Tak ada waktu seindah pagi, termasuk pagi ini. Walau pagiku sedikit lebih sederhana. Tanpa ada semilir angin dingin, atau pemandangan elok fajar dari timur. Di sini hanya ada panorama khas perumahan kumuh di pinggiran kota. Suara kesibukan penghuninya adalah kicauan burung pagi bagiku. Jujur saja, pernah terlintas di benakku untuk merekam segalanya dari atap rumah ini. Menjadi saksi kisah-kisah hidup paling bermakna dari kehidupan kecil sebuah pemukiman. Sebuah tempat dimana keramaian justru muncul di pagi buta. Saat beberapa anak seharusnya bangun untuk menata buku sekolahnya. Tapi untuk anak-anak seperti kami, pagi hari adalah saat untuk mengepulkan asap dapur rumah, agar orang tua kami bisa berjualan makanan di pasar pagi.
“Hasnaaaaaaaa !!!”
Aku terbangun dari lamunanku. Sejenak aku mencoba mengira-ngira suara siapa yang memanggilku. Pelan-pelan aku membalikkan badan. Terlihat seorang anak menghampiriku dengan sedikit kesal. Wajahnya kucel pertanda baru bangun tidur.
“Mau sampai kapan di sini ??” tanya anak itu sambil mengucek matanya.
“Iya iya...lima menit lagi aku ke dapur .“
“Kamu pikir apinya bakal nyala terus lima menit lagi, bu’e bilang adonannya juga belum jadi.

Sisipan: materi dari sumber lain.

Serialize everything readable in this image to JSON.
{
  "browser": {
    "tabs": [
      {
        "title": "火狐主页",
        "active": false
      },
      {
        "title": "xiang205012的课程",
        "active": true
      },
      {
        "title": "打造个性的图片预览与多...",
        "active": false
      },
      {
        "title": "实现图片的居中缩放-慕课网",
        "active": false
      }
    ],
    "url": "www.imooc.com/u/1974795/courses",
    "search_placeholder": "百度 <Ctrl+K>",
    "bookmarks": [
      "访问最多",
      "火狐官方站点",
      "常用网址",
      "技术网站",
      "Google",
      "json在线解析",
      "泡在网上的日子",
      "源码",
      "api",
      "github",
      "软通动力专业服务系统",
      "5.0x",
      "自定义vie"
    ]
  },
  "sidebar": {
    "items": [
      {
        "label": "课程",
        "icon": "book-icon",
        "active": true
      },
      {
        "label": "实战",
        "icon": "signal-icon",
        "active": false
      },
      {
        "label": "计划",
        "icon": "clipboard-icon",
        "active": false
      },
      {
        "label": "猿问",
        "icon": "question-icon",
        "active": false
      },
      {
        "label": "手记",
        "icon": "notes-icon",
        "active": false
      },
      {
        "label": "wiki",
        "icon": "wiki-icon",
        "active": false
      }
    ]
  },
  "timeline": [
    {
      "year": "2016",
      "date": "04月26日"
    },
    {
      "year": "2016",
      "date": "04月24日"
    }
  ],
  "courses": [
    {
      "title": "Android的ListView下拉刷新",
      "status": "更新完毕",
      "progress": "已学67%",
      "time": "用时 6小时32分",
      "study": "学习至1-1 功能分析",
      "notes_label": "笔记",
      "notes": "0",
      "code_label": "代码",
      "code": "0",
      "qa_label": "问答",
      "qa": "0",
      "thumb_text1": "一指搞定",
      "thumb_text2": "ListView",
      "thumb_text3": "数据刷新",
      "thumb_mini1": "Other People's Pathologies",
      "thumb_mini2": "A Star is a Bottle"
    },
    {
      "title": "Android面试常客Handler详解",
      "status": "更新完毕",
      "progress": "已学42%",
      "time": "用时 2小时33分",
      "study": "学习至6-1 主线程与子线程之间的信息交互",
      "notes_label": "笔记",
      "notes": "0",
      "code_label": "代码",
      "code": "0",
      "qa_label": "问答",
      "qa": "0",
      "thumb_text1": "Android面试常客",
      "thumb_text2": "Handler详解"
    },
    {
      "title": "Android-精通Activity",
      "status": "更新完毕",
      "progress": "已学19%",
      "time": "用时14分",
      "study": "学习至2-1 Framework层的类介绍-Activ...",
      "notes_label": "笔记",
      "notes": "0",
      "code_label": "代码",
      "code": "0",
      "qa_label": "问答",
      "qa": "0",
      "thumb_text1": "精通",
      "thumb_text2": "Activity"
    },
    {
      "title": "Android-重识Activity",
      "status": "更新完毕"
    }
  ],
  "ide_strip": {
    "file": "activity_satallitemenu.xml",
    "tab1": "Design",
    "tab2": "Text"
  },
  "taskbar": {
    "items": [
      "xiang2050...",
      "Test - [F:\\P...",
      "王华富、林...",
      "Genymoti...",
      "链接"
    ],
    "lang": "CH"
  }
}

Kalau sampai telat dibawa ke pasar kamu mau tanggung jawab !!!”
“Ya udah dua menit lagi aku ke sana, kamu gantiin aku dulu bentar...please !!!”
“huh...terserah lah...lagian kenapa mesti dua menit lagi sih ?? Emang bakal ada artis lewat dua menit lagi ?? ”
“Bukan artis Nilam...mungkin matahari bakal terbit dua menit lagi, insya Allah.”
“Sok tau !!!” jawabnya ketus.
Dengan kesal anak itu membalikkan badan untuk meninggalkanku. Aku memandangnya dari belakang sambil tersenyum. Anak itu adalah Nilam, sepupuku. Semenjak ibuku menjadi TKI di Malaysia, aku tinggal bersama budhe di tempat ini. Setiap pagi aku dan Nilam membantu budhe membuat bubur dan gorengan untuk dijual di Pasar pagi. Budhe menyayangiku seperti ia menyayangi Nilam.
Nilam seusia denganku. Kami murid kelas 7 di MTs N 3 Randu. Aku dan Nilam sangat berbeda. Nilam lebih terbuka untuk menyampaikan perasaannya. Tak ayal aku sering mengalah oleh sikapnya yang terkadang kekanak-kanakan. Satu hal yang manyamakan kami adalah kami sama-sama tidak memiliki ayah.

“Ayaaah...dengarkanlah...akuuu...ingin bernyanyi...”
Aku terhentak oleh suara itu...aku mencoba mendekatkan telingaku berharap bisa lebih jelas mendengarnya.
“Walau...air mata...di pipikuuuu...”
Aku mengenal lagu itu. Itu adalah lagu Broery Marantika yang diaransement ulang oleh Peterpan. Lagu itu cukup favorit di kalangan anak-anak yatim. Aku mencoba mencari-cari sumber nyanyian itu. Salah satu alasan kenapa aku menyukai atap rumah ini adalah karena aku bisa melihat tetangga-tetanggaku dari atas sini. Lebih lebih, banyak tetanggaku yang tidak tahu aku mencermati mereka setiap hari. Aku melanjutkan pencarianku. Aku cermati tiap sudut perumahan sempit ini. Terlihat dari teras sebuah rumah bambu, seorang anak sedang menata beberapa besek sambil bernyanyi. Besek adalah anyaman kecil dari bambu tempat menaruh makanan. Biasanya orang membuat besek untuk dijual kepada warga yang akan mengadakan hajatan.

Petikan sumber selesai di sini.